AS 2004 approaches and with it the 700th anniversary of the first documentary reference to Stroud as a place of habitation, the question of where it gets its name will once again assume prominence.

On the face of things, the answer is easy: Stroud is derived from Old English 'Strod' meaning 'marshy place overgrown with brushwood'. But anyone who knows Stroud, or has studied its history, immediately sees a problem: Stroud is nowhere near the marshy area - not, after all, a very likely place for a town to be established but high up above it, on the hillside.

In fact, it was only after the arrival of the canal in the late 18th century that Stroud began to make any move down the hill away from its old centre around the parish church and The Cross.

So how did it get such a name? One possibility is that the proposed derivation is not correct.

But all the early records of the name give it as Strod, Strode or La Strode, leaving little scope for other interpretations.

However, the occurrence of that version with the definite article - La Strode - may provide a clue to the mystery.

The document of 1304, which gives us a reason for celebration in the coming year, is about an agreement between the "records ... ecclesiae de Bisseleye" and the "habitatores capellae de Strode", that is, between the already long established Minster church of Bisley and a minor chapelry that was beginning to assume a degree of importance.

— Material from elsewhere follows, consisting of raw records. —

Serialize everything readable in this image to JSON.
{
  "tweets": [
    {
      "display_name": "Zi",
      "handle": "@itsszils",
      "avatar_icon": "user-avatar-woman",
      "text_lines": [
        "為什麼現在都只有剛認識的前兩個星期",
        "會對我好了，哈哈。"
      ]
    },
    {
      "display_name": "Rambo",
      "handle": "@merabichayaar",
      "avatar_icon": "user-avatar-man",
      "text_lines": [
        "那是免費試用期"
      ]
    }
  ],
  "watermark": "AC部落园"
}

We have to realise that for hundreds of years before the date of that document, what we now think of as the Stroud district had been seen through the eyes of Saxons living in Bisley, which was the centre of their local universe.

If we look at a modern map, we see, in a circle around Bisley and at a distance of two to three miles from it a large number of place-names preceded by the definite article - or which possessed one until quite recently.

For our current purpose, we will ignore the Vatch, the Scrubs, the Frith, the Taut, the Heavens and the Horns, and just consider the ones that are (or were) on the main routes out of the town.

If the Saxon inhabitants of Bisley followed the road north-westward towards Painswick, they came to the Slad. In a more northerly direction they reached The Camp. The old Cirencester road took them to the south-east and to The Trench, while a south-westerly journey would bring them to The Bourne.

All these are names of features of the landscape, not of places of habitation.

Apart from Bisley itself, the area in pre-Conquest times was probably only sparsely populated.

We do not find there a single example of the classic Saxon settlement suffix -'ton' (Foston's Ash being a recent corruption of Forster's Ash).

Thus The Slad refers to the small valley, The camp to the great field (a pre-Norman name from Latin campus, not French champ), The Trench to the ditch (which may be a man-made defensive earthwork but is usually considered to be a natural depression in the land) and The Bourne to the river (Old English burna), possibly the Toadsmoor stream. but more probably the Frome.

For someone living in and travelling to and from ancient Bisley, The Slad, The Camp, The Trench and The Bourne were the only examples they know of those kinds of features - places they would refer to in talk of journeys and locations.

Each one named some distinctive landmark which characterised a peripheral part of the Hundred of Bisley.

Does this give us a clue to the origin of the name Stroud?

If our Saxon inhabitants of Bisley wanted to head for the Severn Vale, they would travel in a westerly direction and begin what is initially a gentle descent towards the junction of the Frome with the Nailsworth, Slad and Painswick streams.

And, just as on their journeys in other directions, they would have been looking out for unique landscape features such as The Camp or The Bourne, here the distinctive sighting would be of the Strod - that great expanse of scrubby marshland which stretched out below them as the incline steepened and they approached the valley.

And when, in later years, a settlement grew up at that sighting point, the name would become attached to it.

Just as The Slad is named for the small valley into which they looked on their way to Painswick, The Camp for the big field they crossed on the Birdlip road and the Bourne for the place where the main stream of the area came into their view, Stroud is named for the great marsh they sighted as they made their way to the Vale.

And the fact it achieved a Norman spelling - La Strode- tells us that it became an inhabited place of some importance in relation to Bisley.

But with changes in patterns of commerce and communication, Bisley was, over the years, to lose its status as the focal point of the area.

The Bisley to Cirencester road, once so well used, no longer exists.

And today Stroud too, after its era of dominance in the nineteenth and twentieth centuries, looks likely to follow the fate of Bisley as motorways now take over from railways as the preferred means of transportation. (Will the new century see Stonehouse replace Stroud as the centre of the district, just as Stroud replaced Bisley?).

Perhaps our 2004 celebrations should be a time when the people of Stroud try to learn from the example of Bisley about ways of coping with or, with imagination, benefiting from a decline in economic importance?

Certainly, it is to be hoped that Bisley will play a major role in the festivities.

Without Bisley, Stroud would not be called Stroud and, after all, it was Bisley that was the major player in that agreement of 1304.